Eolien : 5 nouveaux cas de mortalité de Faucon crécerellette en 2014 causés par les parcs éoliens du Causse d’Aumelas (Hérault)

Quatre parcs éoliens (31 éoliennes au total) ont été implantés depuis 2006 sur le causse d’Aumelas (Hérault). Ces parcs éoliens sont situés à moins de 3 kilomètres des plus proches colonies du Faucon crécerellette et sont également situés dans le rayon d’action des deux principales colonies de Saint-Pons-de-Mauchiens et de Saint-Pargoire.

Un suivi de la mortalité aviaire est réalisé depuis 2010 par la LPO Hérault pour le compte de plusieurs Sociétés Projets représentées par la société EDF-EN France.

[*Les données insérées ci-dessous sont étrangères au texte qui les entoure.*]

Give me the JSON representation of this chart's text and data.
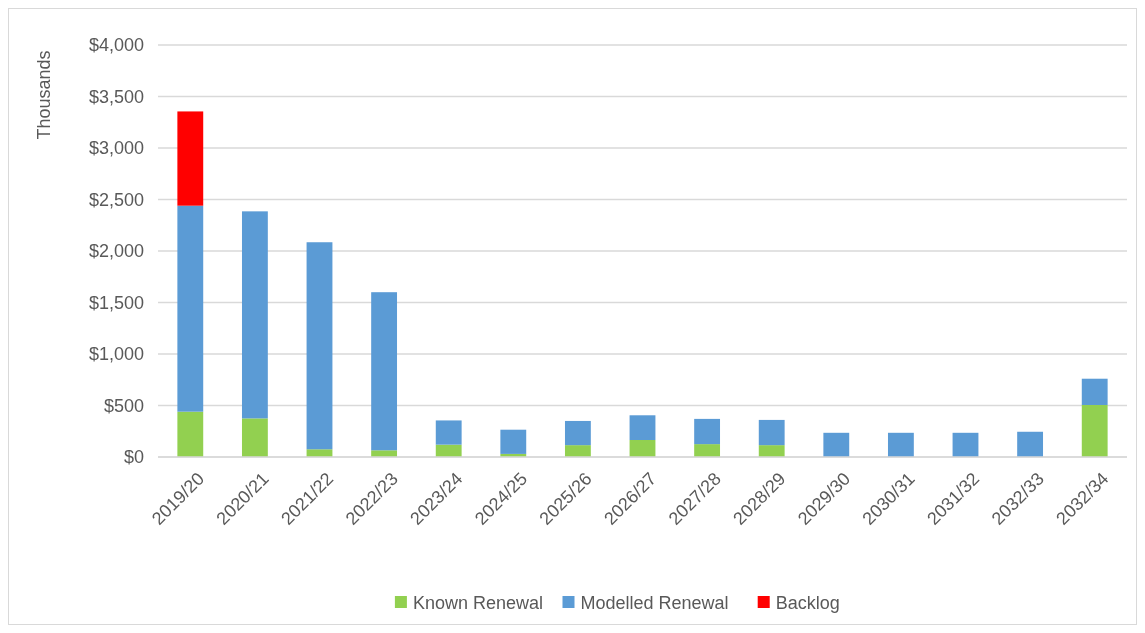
{
  "chart_data": {
    "type": "bar",
    "stacked": true,
    "ylabel": "Thousands",
    "categories": [
      "2019/20",
      "2020/21",
      "2021/22",
      "2022/23",
      "2023/24",
      "2024/25",
      "2025/26",
      "2026/27",
      "2027/28",
      "2028/29",
      "2029/30",
      "2030/31",
      "2031/32",
      "2032/33",
      "2032/34"
    ],
    "series": [
      {
        "name": "Known Renewal",
        "color": "#92d050",
        "values": [
          440,
          375,
          75,
          65,
          120,
          30,
          115,
          165,
          125,
          115,
          0,
          0,
          0,
          0,
          505
        ]
      },
      {
        "name": "Modelled Renewal",
        "color": "#5b9bd5",
        "values": [
          2000,
          2010,
          2010,
          1535,
          235,
          235,
          235,
          240,
          245,
          245,
          235,
          235,
          235,
          245,
          255
        ]
      },
      {
        "name": "Backlog",
        "color": "#ff0000",
        "values": [
          915,
          0,
          0,
          0,
          0,
          0,
          0,
          0,
          0,
          0,
          0,
          0,
          0,
          0,
          0
        ]
      }
    ],
    "ylim": [
      0,
      4000
    ],
    "yticks": [
      {
        "value": 0,
        "label": "$0"
      },
      {
        "value": 500,
        "label": "$500"
      },
      {
        "value": 1000,
        "label": "$1,000"
      },
      {
        "value": 1500,
        "label": "$1,500"
      },
      {
        "value": 2000,
        "label": "$2,000"
      },
      {
        "value": 2500,
        "label": "$2,500"
      },
      {
        "value": 3000,
        "label": "$3,000"
      },
      {
        "value": 3500,
        "label": "$3,500"
      },
      {
        "value": 4000,
        "label": "$4,000"
      }
    ],
    "grid": "y",
    "legend": "bottom"
  }
}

Au total, c'est donc 18 cas qui ont été constatés entre 2011 et 2014. Après correction des biais dus à la durée limitée de persistance des cadavres sur le terrain, à l’efficacité de l’observateur et à la surface réellement prospectée, les estimations du nombre de cas de mortalité du Faucon crécerellette induits par ces aérogénérateurs sont comprises dans une fourchette allant de 31 cas de mortalité (méthode Jones) à 82 cas (méthode Winkelmann), avec une moyenne pour ces 4 estimations différentes de 54 cas, soit près du triple que le nombre constaté (18) lors des prospections de terrain. Même si ces données sont à prendre avec recul, car résultant de méthodes statistiques estimatives, ces corrections soulignent donc que la réalité des cas de mortalité peut être plus importante que celle observée sur le terrain et confortent la nécessité d’engager au plus vite des mesures pour comprendre et supprimer les incidences sur le Faucon crécerellette.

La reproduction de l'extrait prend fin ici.